I have seen many experts advising usage of some kind of OTP as second step of 2FA schemes.
I fully understand 2FA is more secure than Single Authorization, but it is also more inconvenient for a casual user.
What about replacing passwords with HOTP (HMAC-based One-time Password algorithm)?
We currently have schemes with strong passwords (not really so strong, current policy is: 8+ chars, mixed case, at least one numeric and at least one special) changed on regular basis and many users are already complaining.
I am wondering if replacing passwords with HOTP (possibly google-authenticator, supported by google-authenticator-libpam) would result in lower security than our present scheme.
Rationale is long random (generated) passwords will force users to write them down in some "handy" place, usually somewhere an attacker will find easily.

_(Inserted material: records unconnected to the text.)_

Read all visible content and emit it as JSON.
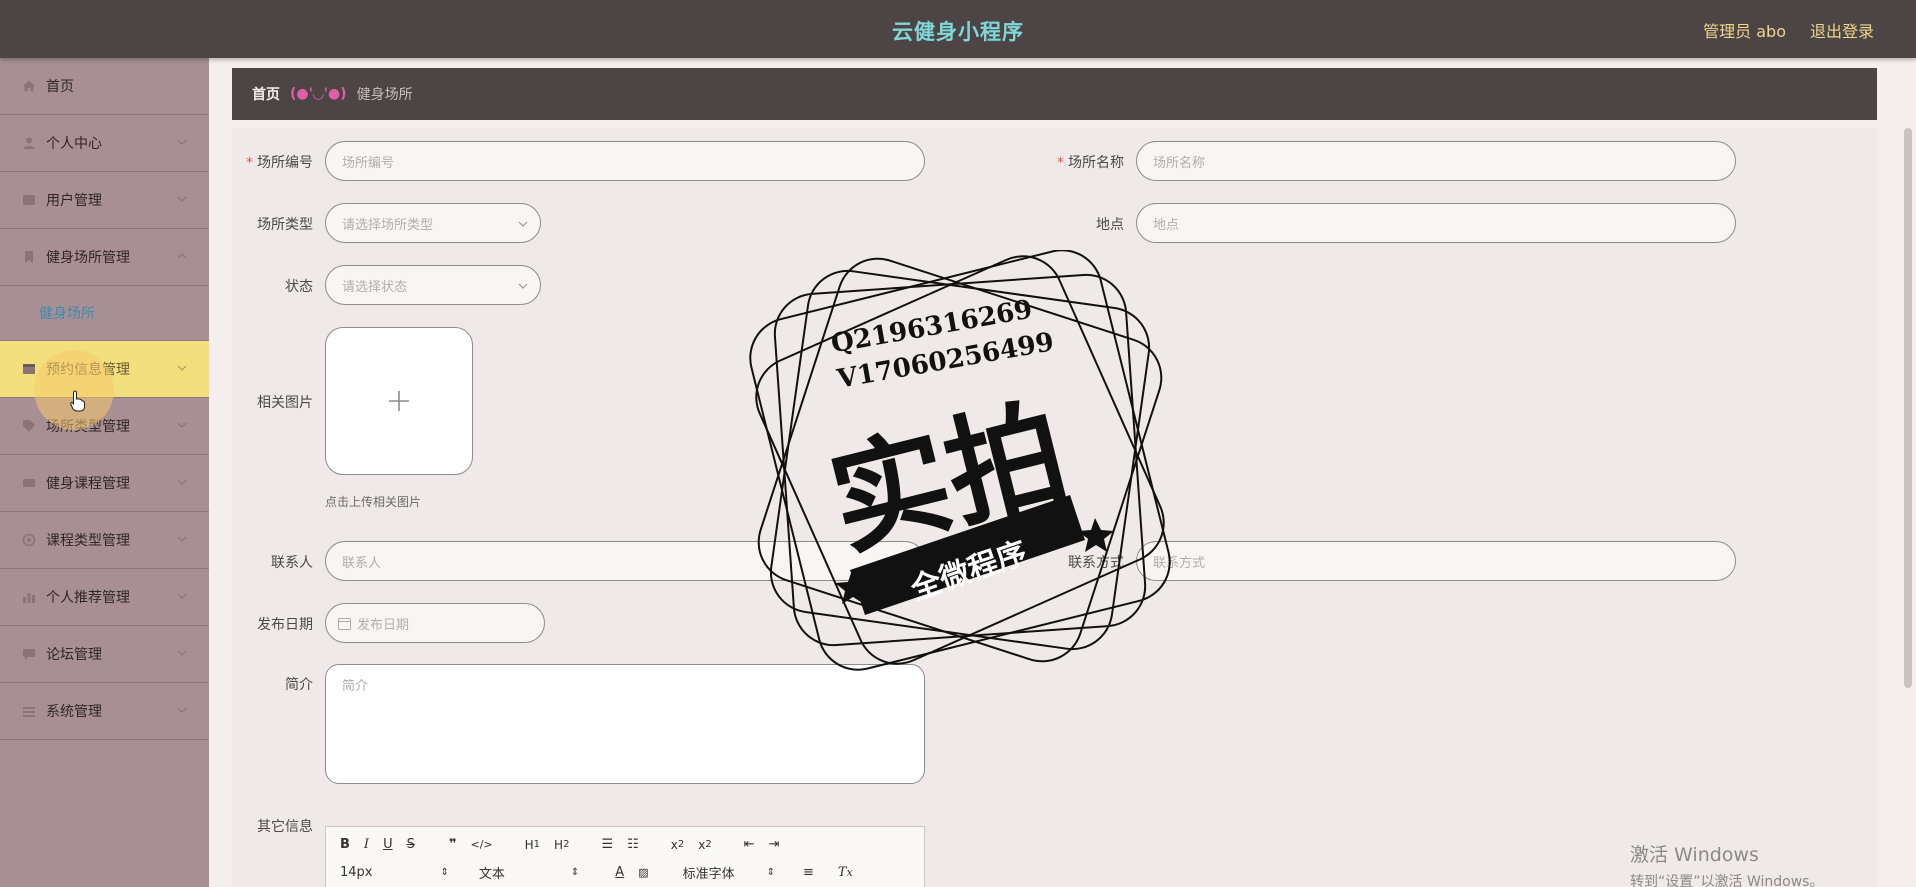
{
  "header": {
    "title": "云健身小程序",
    "admin": "管理员 abo",
    "logout": "退出登录"
  },
  "sidebar": {
    "items": [
      {
        "label": "首页",
        "icon": "home-icon"
      },
      {
        "label": "个人中心",
        "icon": "user-icon"
      },
      {
        "label": "用户管理",
        "icon": "users-icon"
      },
      {
        "label": "健身场所管理",
        "icon": "venue-icon"
      },
      {
        "label": "预约信息管理",
        "icon": "calendar-icon"
      },
      {
        "label": "场所类型管理",
        "icon": "tag-icon"
      },
      {
        "label": "健身课程管理",
        "icon": "course-icon"
      },
      {
        "label": "课程类型管理",
        "icon": "category-icon"
      },
      {
        "label": "个人推荐管理",
        "icon": "chart-icon"
      },
      {
        "label": "论坛管理",
        "icon": "forum-icon"
      },
      {
        "label": "系统管理",
        "icon": "settings-icon"
      }
    ],
    "submenu": {
      "label": "健身场所"
    },
    "active_item": "预约信息管理"
  },
  "breadcrumb": {
    "home": "首页",
    "separator": "(●'◡'●)",
    "current": "健身场所"
  },
  "form": {
    "venue_no": {
      "label": "场所编号",
      "placeholder": "场所编号",
      "required": true
    },
    "venue_name": {
      "label": "场所名称",
      "placeholder": "场所名称",
      "required": true
    },
    "venue_type": {
      "label": "场所类型",
      "placeholder": "请选择场所类型"
    },
    "location": {
      "label": "地点",
      "placeholder": "地点"
    },
    "status": {
      "label": "状态",
      "placeholder": "请选择状态"
    },
    "images": {
      "label": "相关图片",
      "hint": "点击上传相关图片"
    },
    "contact": {
      "label": "联系人",
      "placeholder": "联系人"
    },
    "contact_method": {
      "label": "联系方式",
      "placeholder": "联系方式"
    },
    "publish_date": {
      "label": "发布日期",
      "placeholder": "发布日期"
    },
    "intro": {
      "label": "简介",
      "placeholder": "简介"
    },
    "other_info": {
      "label": "其它信息"
    }
  },
  "editor": {
    "font_size": "14px",
    "text_style": "文本",
    "font_family": "标准字体"
  },
  "watermark": {
    "line1": "Q2196316269",
    "line2": "V17060256499",
    "big": "实拍",
    "banner": "全微程序"
  },
  "windows": {
    "title": "激活 Windows",
    "sub": "转到“设置”以激活 Windows。"
  }
}
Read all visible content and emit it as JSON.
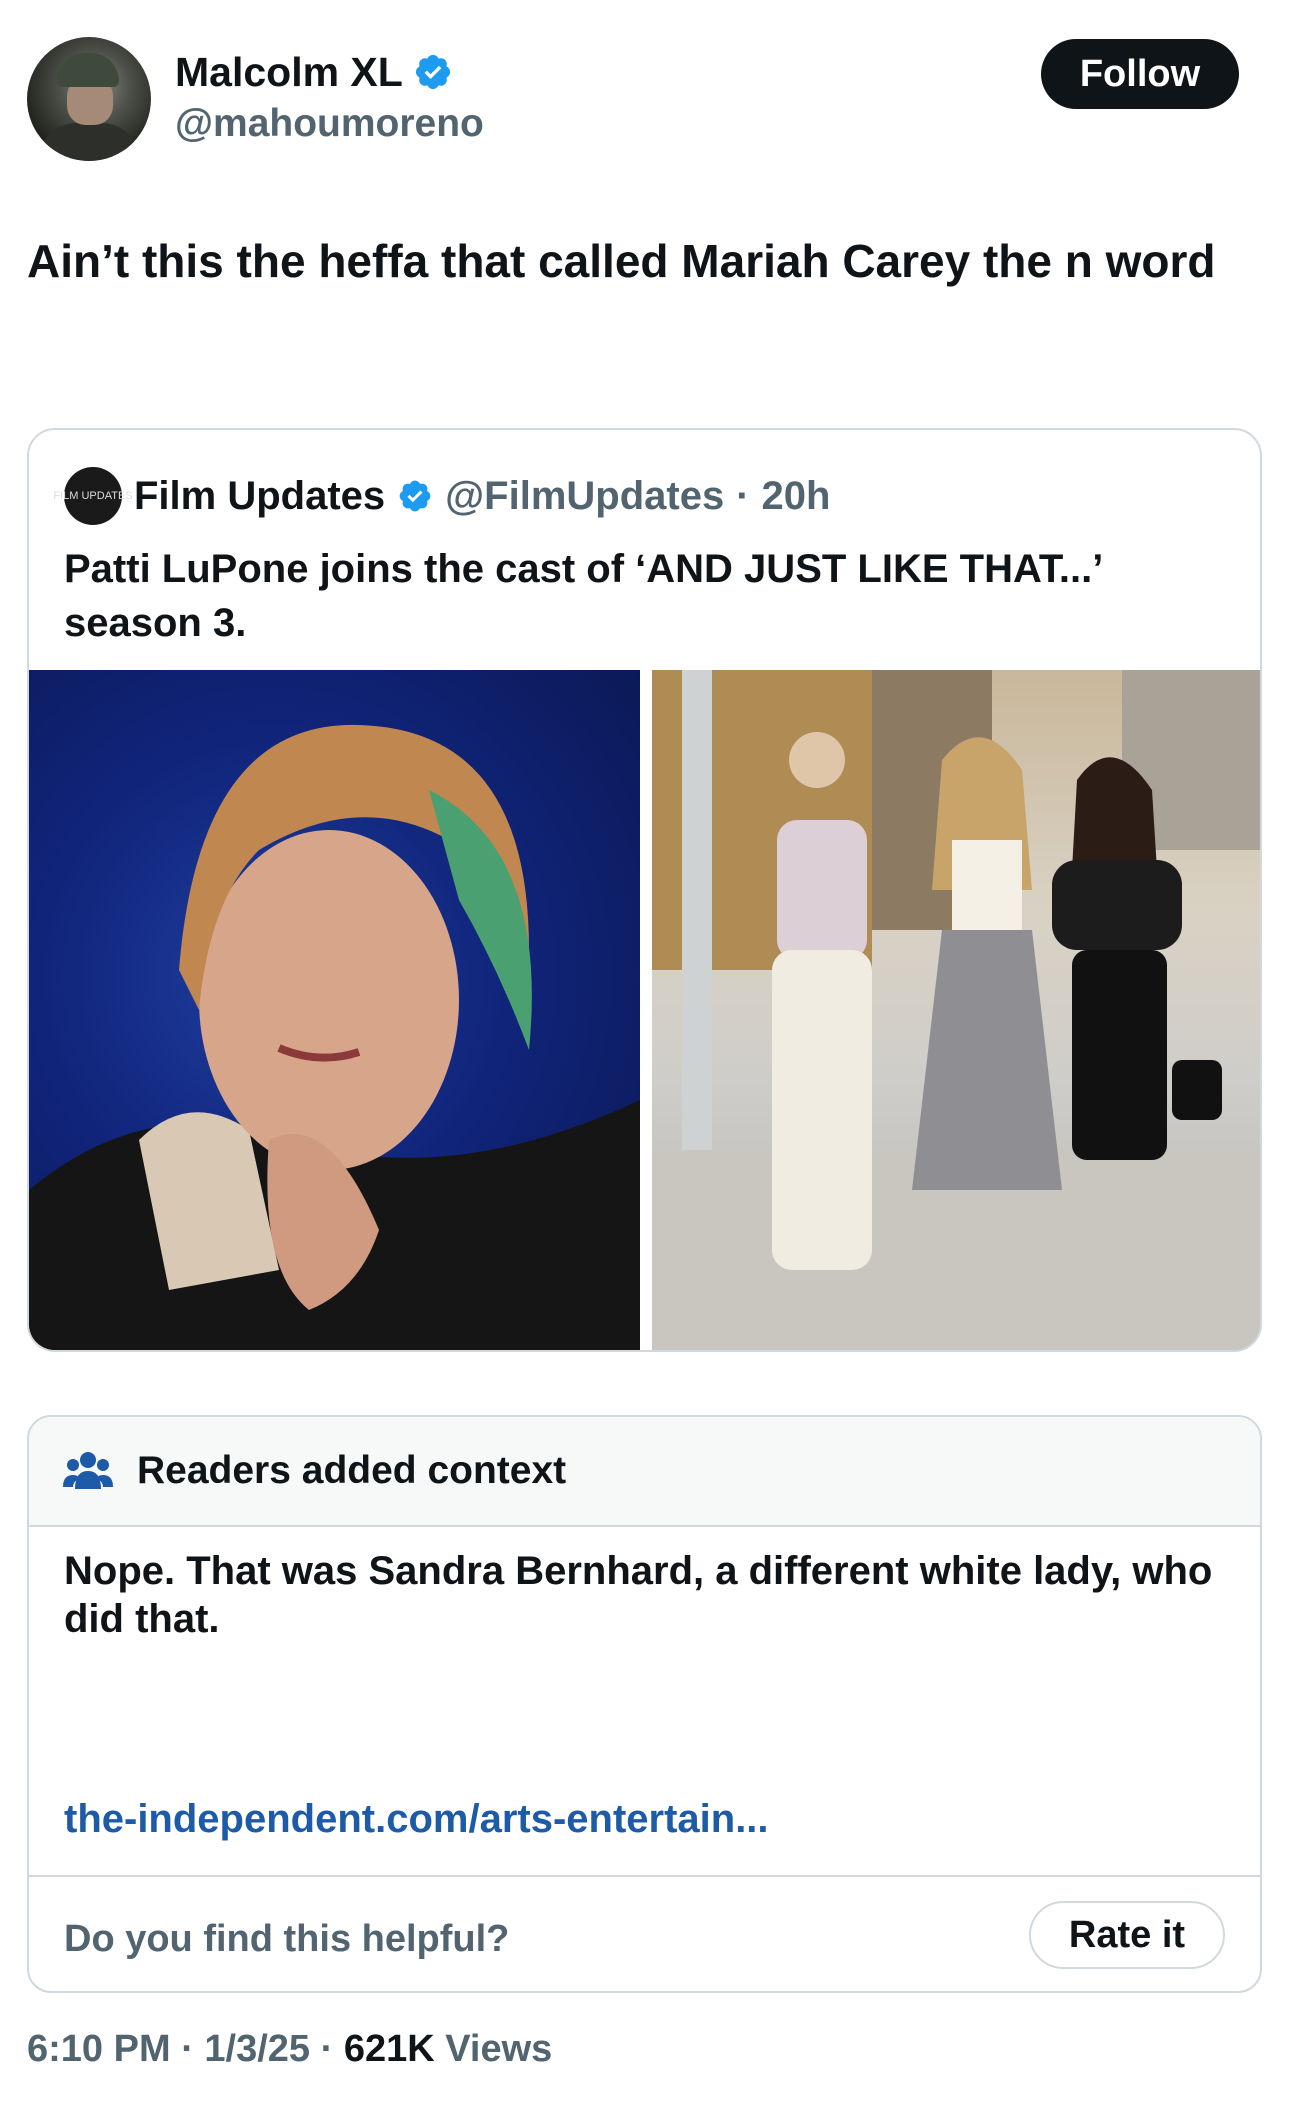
{
  "author": {
    "name": "Malcolm XL",
    "handle": "@mahoumoreno",
    "verified": true
  },
  "follow_label": "Follow",
  "tweet_text": "Ain’t this the heffa that called Mariah Carey the n word",
  "quoted": {
    "avatar_text": "FILM UPDATES",
    "name": "Film Updates",
    "handle": "@FilmUpdates",
    "separator": "·",
    "time": "20h",
    "text": "Patti LuPone joins the cast of ‘AND JUST LIKE THAT...’ season 3."
  },
  "context": {
    "title": "Readers added context",
    "body": "Nope. That was Sandra Bernhard, a different white lady, who did that.",
    "link": "the-independent.com/arts-entertain...",
    "question": "Do you find this helpful?",
    "rate_label": "Rate it"
  },
  "meta": {
    "time": "6:10 PM",
    "sep1": "·",
    "date": "1/3/25",
    "sep2": "·",
    "views_count": "621K",
    "views_label": "Views"
  },
  "colors": {
    "verified_blue": "#1d9bf0",
    "link_blue": "#1d5aa7",
    "secondary_text": "#536471",
    "border": "#cfd9de"
  }
}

Using [H]OTP would render this useless, while still being convenient as everybody has a smartphone on the desk, today.
Questions are:
Am I forgetting something important?
Is google-authenticator (or other OTP scheme) fundamentally flawed somehow?
If viable, what are pitfalls (if any)?
Note 1: I know multiple questions are usually badly received, but this really boils down to: Can I use this with reasonable security?
Note 2: We are not concerned with absolute security (as if such a beast would exist in the real world), but we wouldn't want to lower security level we have now either.